Advantages: you don't get unwanted redirects from services, and you don't get unwanted redirects to instances. (Even tho the information about the instances will likely be concentrated at libredirect github issues. Chances are that some random person on the internet who has paranoid activities as a hobby will look into the instances, so you don't have to.)

- - -

I don't use many redirects. Nowadays I use exactly 0. But if I needed a redirect for example to xcancel, I would use my user-script as I had done it in the past before I lost it. I definitely wouldn't install a browser extension for it.

eviks · 22m ago
> in most cases a slice(,) will do it since the relevant id is at a fixed position in the URL.

In all cases that also involves actually finding the URLs, then there are non-most cases where a slice wouldn't do it.

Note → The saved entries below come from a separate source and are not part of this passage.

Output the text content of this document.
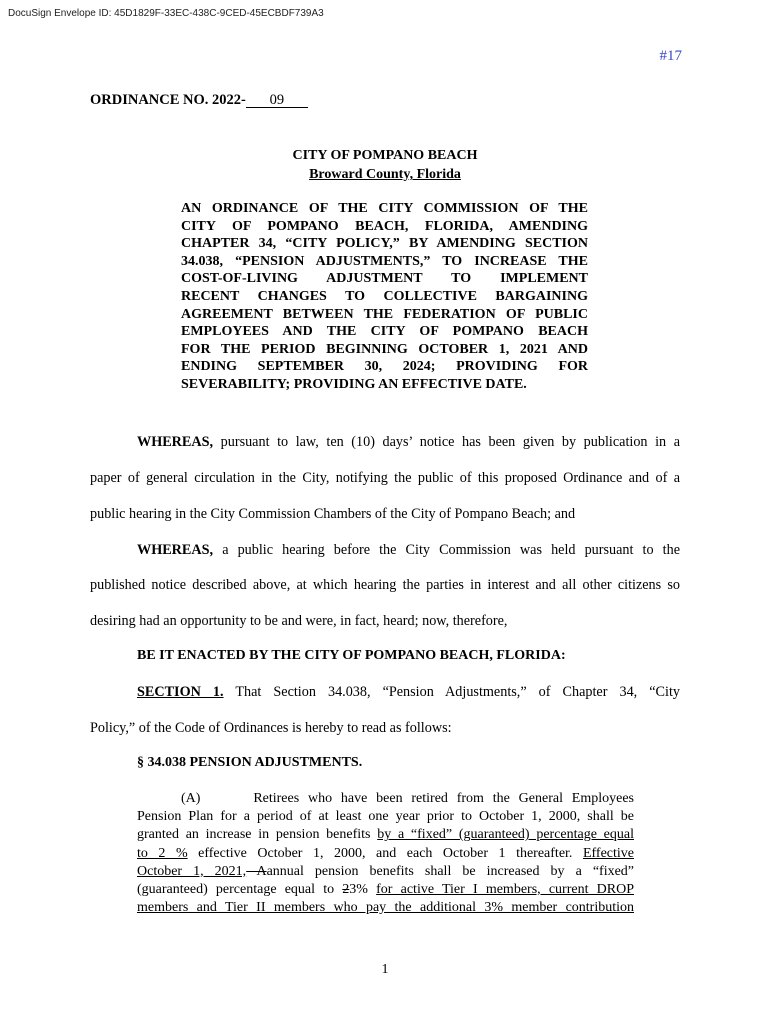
DocuSign Envelope ID: 45D1829F-33EC-438C-9CED-45ECBDF739A3
#17
ORDINANCE NO. 2022- 09
CITY OF POMPANO BEACH
Broward County, Florida
AN ORDINANCE OF THE CITY COMMISSION OF THE
CITY OF POMPANO BEACH, FLORIDA, AMENDING
CHAPTER 34, “CITY POLICY,” BY AMENDING SECTION
34.038, “PENSION ADJUSTMENTS,” TO INCREASE THE
COST-OF-LIVING ADJUSTMENT TO IMPLEMENT
RECENT CHANGES TO COLLECTIVE BARGAINING
AGREEMENT BETWEEN THE FEDERATION OF PUBLIC
EMPLOYEES AND THE CITY OF POMPANO BEACH
FOR THE PERIOD BEGINNING OCTOBER 1, 2021 AND
ENDING SEPTEMBER 30, 2024; PROVIDING FOR
SEVERABILITY; PROVIDING AN EFFECTIVE DATE.
WHEREAS, pursuant to law, ten (10) days’ notice has been given by publication in a
paper of general circulation in the City, notifying the public of this proposed Ordinance and of a
public hearing in the City Commission Chambers of the City of Pompano Beach; and
WHEREAS, a public hearing before the City Commission was held pursuant to the
published notice described above, at which hearing the parties in interest and all other citizens so
desiring had an opportunity to be and were, in fact, heard; now, therefore,
BE IT ENACTED BY THE CITY OF POMPANO BEACH, FLORIDA:
SECTION 1. That Section 34.038, “Pension Adjustments,” of Chapter 34, “City
Policy,” of the Code of Ordinances is hereby to read as follows:
§ 34.038 PENSION ADJUSTMENTS.
(A)	Retirees who have been retired from the General Employees
Pension Plan for a period of at least one year prior to October 1, 2000, shall be
granted an increase in pension benefits by a “fixed” (guaranteed) percentage equal
to 2 % effective October 1, 2000, and each October 1 thereafter. Effective
October 1, 2021, Aannual pension benefits shall be increased by a “fixed”
(guaranteed) percentage equal to 23% for active Tier I members, current DROP
members and Tier II members who pay the additional 3% member contribution
1
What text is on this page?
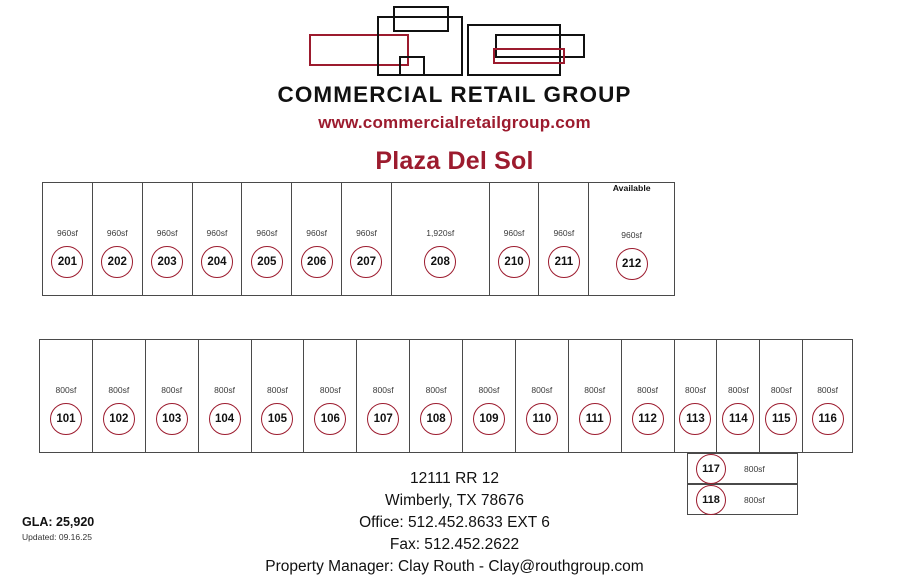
COMMERCIAL RETAIL GROUP
www.commercialretailgroup.com
Plaza Del Sol
960sf
201
960sf
202
960sf
203
960sf
204
960sf
205
960sf
206
960sf
207
1,920sf
208
960sf
210
960sf
211
Available
960sf
212
800sf
101
800sf
102
800sf
103
800sf
104
800sf
105
800sf
106
800sf
107
800sf
108
800sf
109
800sf
110
800sf
111
800sf
112
800sf
113
800sf
114
800sf
115
800sf
116
117	800sf
118	800sf
GLA: 25,920
Updated: 09.16.25
12111 RR 12
Wimberly, TX 78676
Office: 512.452.8633 EXT 6
Fax: 512.452.2622
Property Manager: Clay Routh - Clay@routhgroup.com
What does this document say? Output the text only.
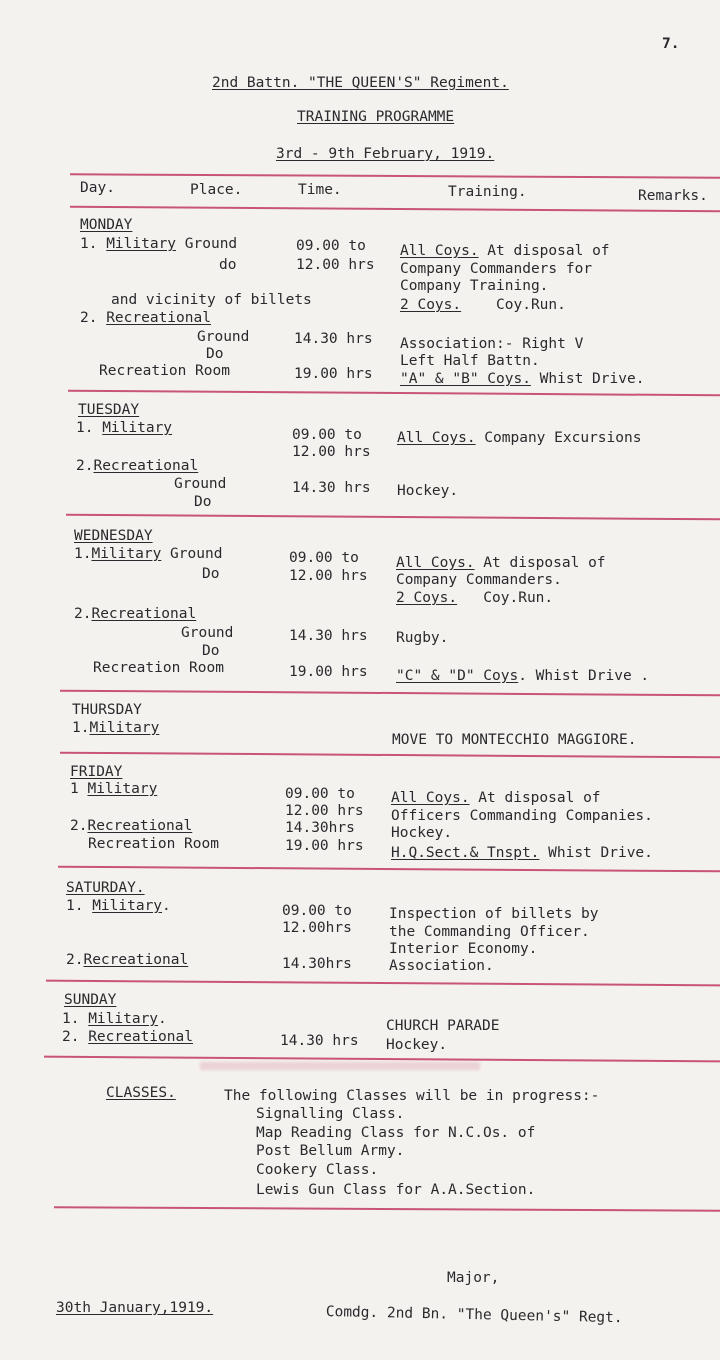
7.
2nd Battn. "THE QUEEN'S" Regiment.
TRAINING PROGRAMME
3rd - 9th February, 1919.
Day.	Place.	Time.	Training.	Remarks.
MONDAY
1. Military Ground	09.00 to All Coys. At disposal of
do	12.00 hrs Company Commanders for
Company Training.
and vicinity of billets	2 Coys.    Coy.Run.
2. Recreational
Ground	14.30 hrs Association:- Right V
Do	Left Half Battn.
Recreation Room	19.00 hrs "A" & "B" Coys. Whist Drive.
TUESDAY
1. Military	09.00 to All Coys. Company Excursions
12.00 hrs
2.Recreational
Ground	14.30 hrs Hockey.
Do
WEDNESDAY
1.Military Ground	09.00 to	All Coys. At disposal of
Do	12.00 hrs Company Commanders.
2 Coys.   Coy.Run.
2.Recreational
Ground	14.30 hrs Rugby.
Do
Recreation Room	19.00 hrs "C" & "D" Coys. Whist Drive .
THURSDAY
1.Military
MOVE TO MONTECCHIO MAGGIORE.
FRIDAY
1 Military	09.00 to All Coys. At disposal of
12.00 hrs Officers Commanding Companies.
2.Recreational	14.30hrs Hockey.
Recreation Room	19.00 hrs H.Q.Sect.& Tnspt. Whist Drive.
SATURDAY.
1. Military.	09.00 to	Inspection of billets by
12.00hrs	the Commanding Officer.
Interior Economy.
2.Recreational	14.30hrs	Association.
SUNDAY
1. Military.	CHURCH PARADE
2. Recreational	14.30 hrs Hockey.
CLASSES.	The following Classes will be in progress:-
Signalling Class.
Map Reading Class for N.C.Os. of
Post Bellum Army.
Cookery Class.
Lewis Gun Class for A.A.Section.
Major,
30th January,1919.	Comdg. 2nd Bn. "The Queen's" Regt.
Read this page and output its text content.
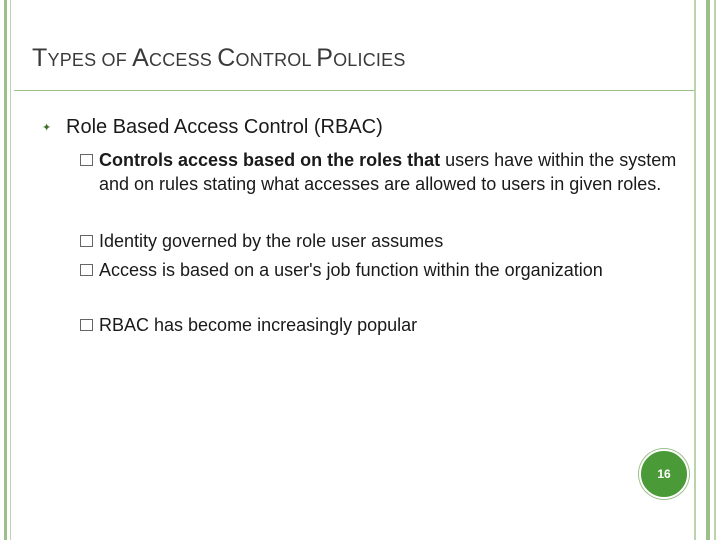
TYPES OF ACCESS CONTROL POLICIES
✦ Role Based Access Control (RBAC)
Controls access based on the roles that users have within the system and on rules stating what accesses are allowed to users in given roles.
Identity governed by the role user assumes
Access is based on a user's job function within the organization
RBAC has become increasingly popular
16
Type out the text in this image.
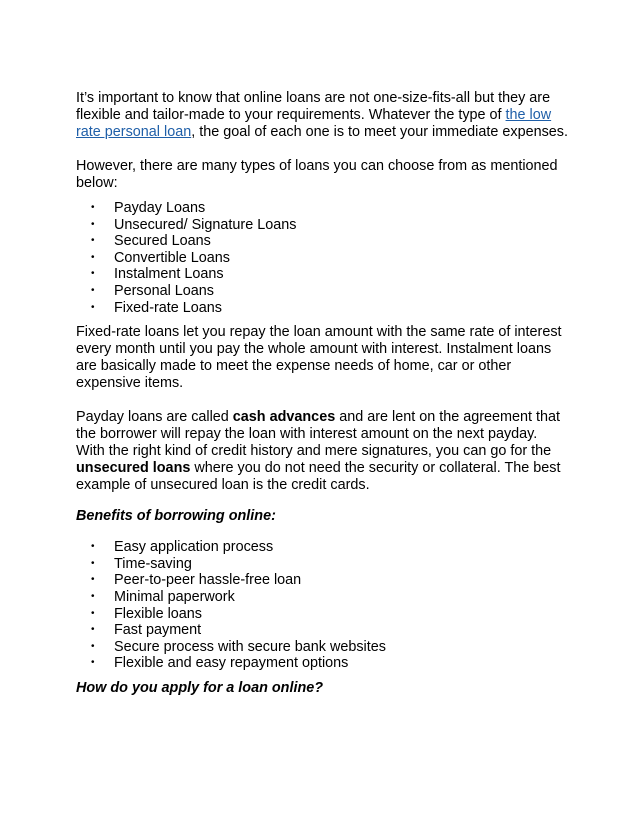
It’s important to know that online loans are not one-size-fits-all but they are flexible and tailor-made to your requirements. Whatever the type of the low rate personal loan, the goal of each one is to meet your immediate expenses.

However, there are many types of loans you can choose from as mentioned below:

• Payday Loans
• Unsecured/ Signature Loans
• Secured Loans
• Convertible Loans
• Instalment Loans
• Personal Loans
• Fixed-rate Loans

Fixed-rate loans let you repay the loan amount with the same rate of interest every month until you pay the whole amount with interest. Instalment loans are basically made to meet the expense needs of home, car or other expensive items.

Payday loans are called cash advances and are lent on the agreement that the borrower will repay the loan with interest amount on the next payday. With the right kind of credit history and mere signatures, you can go for the unsecured loans where you do not need the security or collateral. The best example of unsecured loan is the credit cards.

Benefits of borrowing online:

• Easy application process
• Time-saving
• Peer-to-peer hassle-free loan
• Minimal paperwork
• Flexible loans
• Fast payment
• Secure process with secure bank websites
• Flexible and easy repayment options

How do you apply for a loan online?
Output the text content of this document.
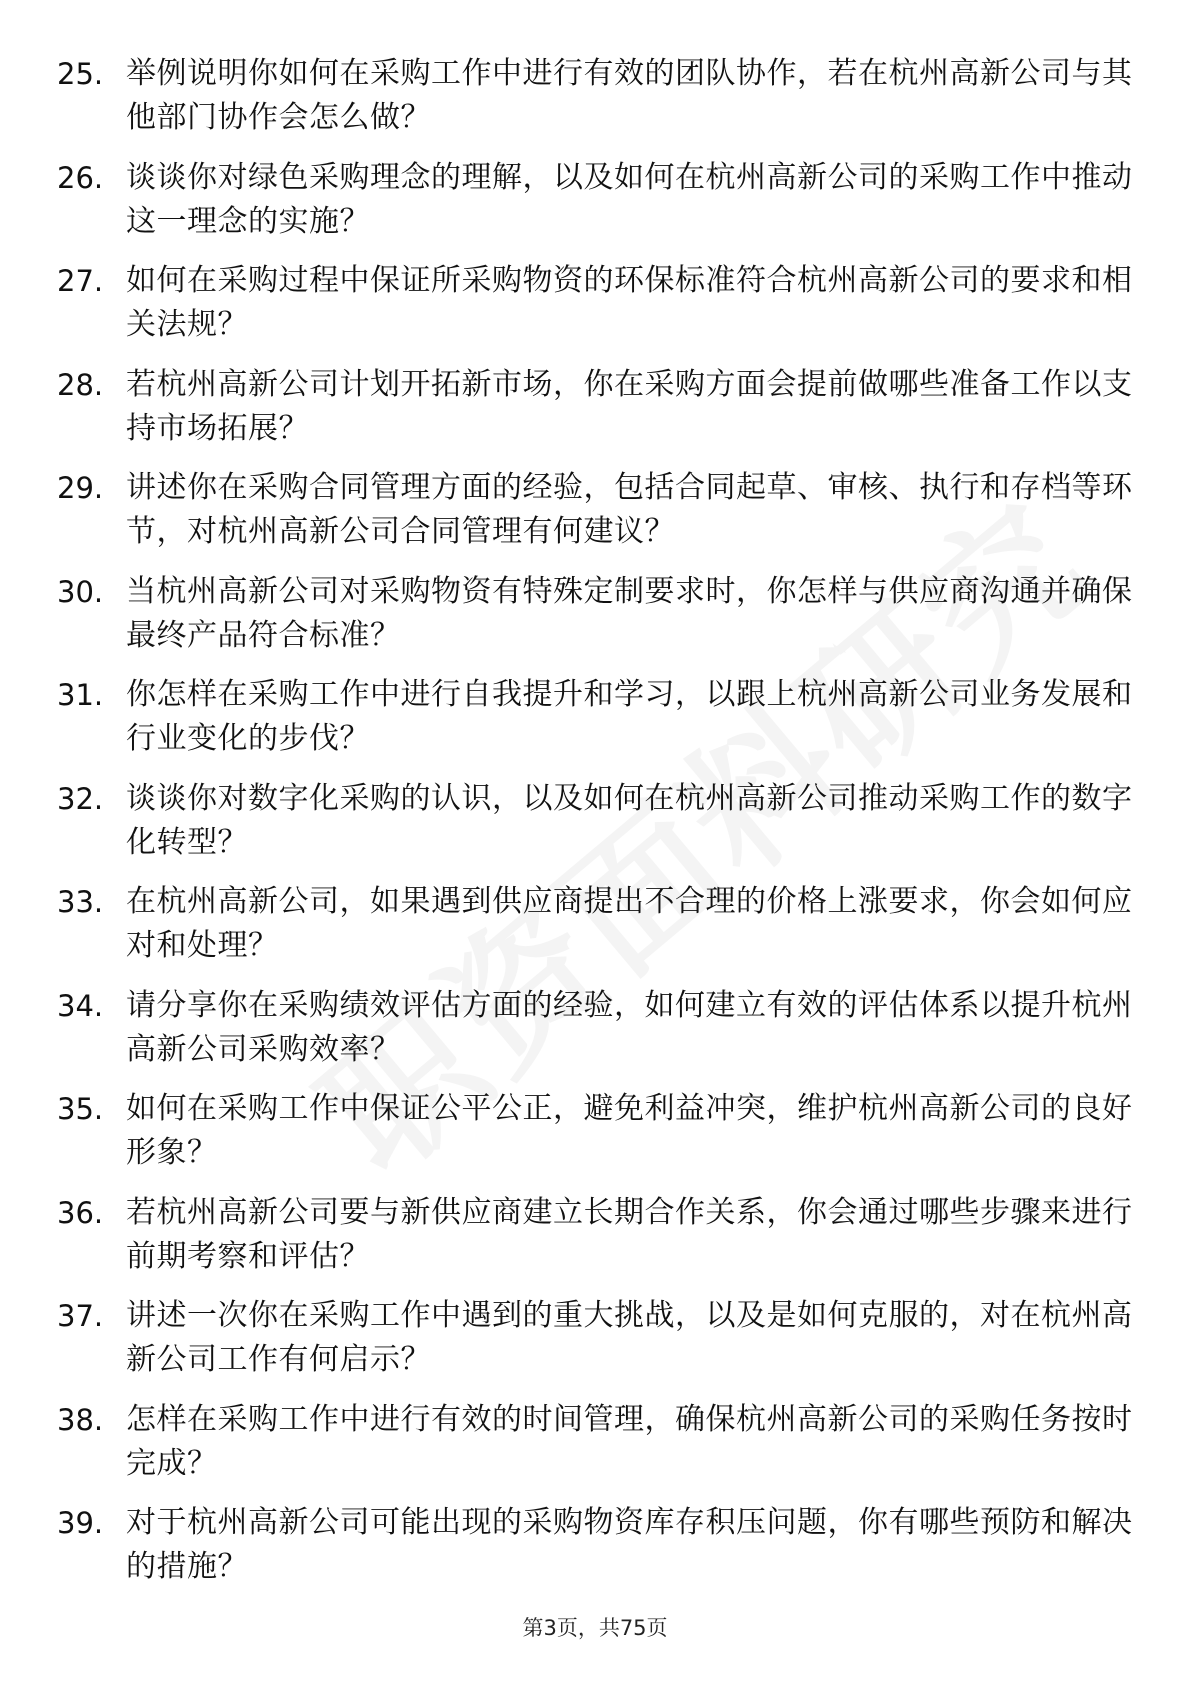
25. 举例说明你如何在采购工作中进行有效的团队协作，若在杭州高新公司与其他部门协作会怎么做？
26. 谈谈你对绿色采购理念的理解，以及如何在杭州高新公司的采购工作中推动这一理念的实施？
27. 如何在采购过程中保证所采购物资的环保标准符合杭州高新公司的要求和相关法规？
28. 若杭州高新公司计划开拓新市场，你在采购方面会提前做哪些准备工作以支持市场拓展？
29. 讲述你在采购合同管理方面的经验，包括合同起草、审核、执行和存档等环节，对杭州高新公司合同管理有何建议？
30. 当杭州高新公司对采购物资有特殊定制要求时，你怎样与供应商沟通并确保最终产品符合标准？
31. 你怎样在采购工作中进行自我提升和学习，以跟上杭州高新公司业务发展和行业变化的步伐？
32. 谈谈你对数字化采购的认识，以及如何在杭州高新公司推动采购工作的数字化转型？
33. 在杭州高新公司，如果遇到供应商提出不合理的价格上涨要求，你会如何应对和处理？
34. 请分享你在采购绩效评估方面的经验，如何建立有效的评估体系以提升杭州高新公司采购效率？
35. 如何在采购工作中保证公平公正，避免利益冲突，维护杭州高新公司的良好形象？
36. 若杭州高新公司要与新供应商建立长期合作关系，你会通过哪些步骤来进行前期考察和评估？
37. 讲述一次你在采购工作中遇到的重大挑战，以及是如何克服的，对在杭州高新公司工作有何启示？
38. 怎样在采购工作中进行有效的时间管理，确保杭州高新公司的采购任务按时完成？
39. 对于杭州高新公司可能出现的采购物资库存积压问题，你有哪些预防和解决的措施？
第3页，共75页
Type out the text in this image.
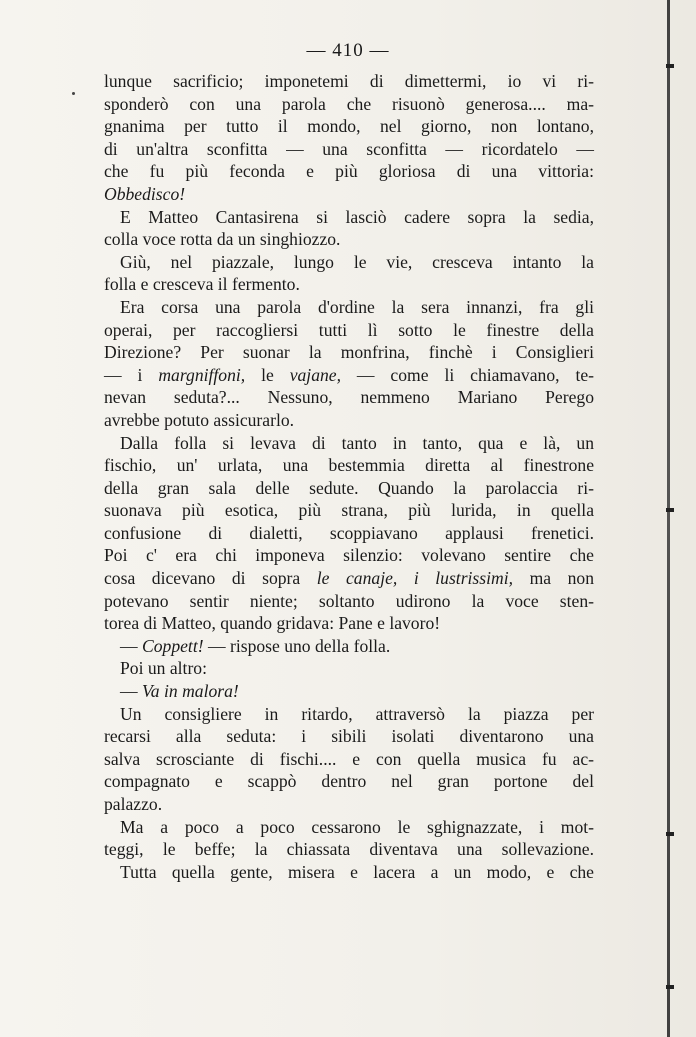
— 410 —
lunque sacrificio; imponetemi di dimettermi, io vi ri-
sponderò con una parola che risuonò generosa.... ma-
gnanima per tutto il mondo, nel giorno, non lontano,
di un'altra sconfitta — una sconfitta — ricordatelo —
che fu più feconda e più gloriosa di una vittoria:
Obbedisco!
E Matteo Cantasirena si lasciò cadere sopra la sedia,
colla voce rotta da un singhiozzo.
Giù, nel piazzale, lungo le vie, cresceva intanto la
folla e cresceva il fermento.
Era corsa una parola d'ordine la sera innanzi, fra gli
operai, per raccogliersi tutti lì sotto le finestre della
Direzione? Per suonar la monfrina, finchè i Consiglieri
— i margniffoni, le vajane, — come li chiamavano, te-
nevan seduta?... Nessuno, nemmeno Mariano Perego
avrebbe potuto assicurarlo.
Dalla folla si levava di tanto in tanto, qua e là, un
fischio, un' urlata, una bestemmia diretta al finestrone
della gran sala delle sedute. Quando la parolaccia ri-
suonava più esotica, più strana, più lurida, in quella
confusione di dialetti, scoppiavano applausi frenetici.
Poi c' era chi imponeva silenzio: volevano sentire che
cosa dicevano di sopra le canaje, i lustrissimi, ma non
potevano sentir niente; soltanto udirono la voce sten-
torea di Matteo, quando gridava: Pane e lavoro!
— Coppett! — rispose uno della folla.
Poi un altro:
— Va in malora!
Un consigliere in ritardo, attraversò la piazza per
recarsi alla seduta: i sibili isolati diventarono una
salva scrosciante di fischi.... e con quella musica fu ac-
compagnato e scappò dentro nel gran portone del
palazzo.
Ma a poco a poco cessarono le sghignazzate, i mot-
teggi, le beffe; la chiassata diventava una sollevazione.
Tutta quella gente, misera e lacera a un modo, e che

> Nowadays I use exactly 0

Exactly. If you ignore actual uses everything becomes trivial

1oooqooq · 42m ago
just disable auto update and have the same bad usability as user script.
bmacho · 9m ago
With still worse security than user-scripts.
4ad · 47m ago
I want the opposite, an extension that will redirect all crappy frontends to the canonical sources (which work better and I am logged-into, I can comment, etc).
fmbb · 40m ago
Don’t almost all of them show a link to the source anyway?
hsbauauvhabzb · 1h ago
Do any of these YouTube extensions retrieve videos in a way which is unassociated with my IP? I’d really rather not get my google account banned, or my searches rate limited. These aren’t happening now, but I believe they will in the future to the point where I actively avoid using any tooling from my home connection, and vps’ seem to be blocked by YouTube already.
v5v3 · 8m ago
VPNs are not blocked by YouTube.

Neither is viewing YouTube using Tor Browser.

pimeys · 51m ago
If you have a dynamic IP at home, run it in your homelab and access it through Tailscale everywhere. I highly doubt YouTube will block the whole IP block for home users.
hsbauauvhabzb · 12m ago
That doesn’t solve the issue of my google search traffic and fingerprint from coming from the same source as yt-dlp.
Razengan · 1h ago
How long before browsers disable these kinds of in-user-favor workarounds?

Like Apple removing the "Disable JavaScript" menu option from Safari and moving it into Developer Tools, which can be detected by websites before you can disable JS >:(

reddalo · 59m ago
I think the real question is: should we keep using browsers that are developed by ad companies? And the answer is no, we should just use Mozilla Firefox.
v5v3 · 4m ago
We should all use Tor browser alongside Firefox.

Download today people https://www.torproject.org/download/

anthk · 4h ago
X.com works bet with lightbrd.com instead of xcancel with captchas.
jorvi · 2h ago
I have never seen an xcancel captcha..
pndy · 2h ago
Neither do I - just the usual "verifying your request" screen: https://i.ibb.co/MyWRVtFj/xc.jpg
mslansn · 1h ago
Which is a PoW CAPTCHA, but a CAPTCHA nonetheless.
HelloUsername · 2h ago
lightbrd also needs cloudflare captcha
bdhcuidbebe · 2h ago
Farside extension, 847 stars: https://github.com/benbusby/farside

Using venrable farside.link

https://sr.ht/~benbusby/farside/

https://farside.link/

Why use your offering?

imiric · 55m ago
This comment could've been phrased better, but Farside does have an important feature that LibRedirect lacks, which is automatic instance selection based on reachability. Instances routinely fail and new ones are added, so automating that aspect instead of requiring manual instance selection by the user is a powerful feature.

Anyway, thanks for mentioning it!

MallocVoidstar · 49m ago
Using Farside means the initial redirect goes through Farside, so they are capable of knowing what videos you're watching, what tweets you're looking at, etc. You have to trust them not to monitor this. Using a client-side extension means only the instance you use knows this.
imiric · 37m ago
It's a Go project that seems trivial to self-host. By your logic we shouldn't trust any of the instances of the alternative services either since anyone could be monitoring their use as well.
iLoveOncall · 1h ago
Maybe for the fact it as 4 times as many stars on GitHub if that's what you care about?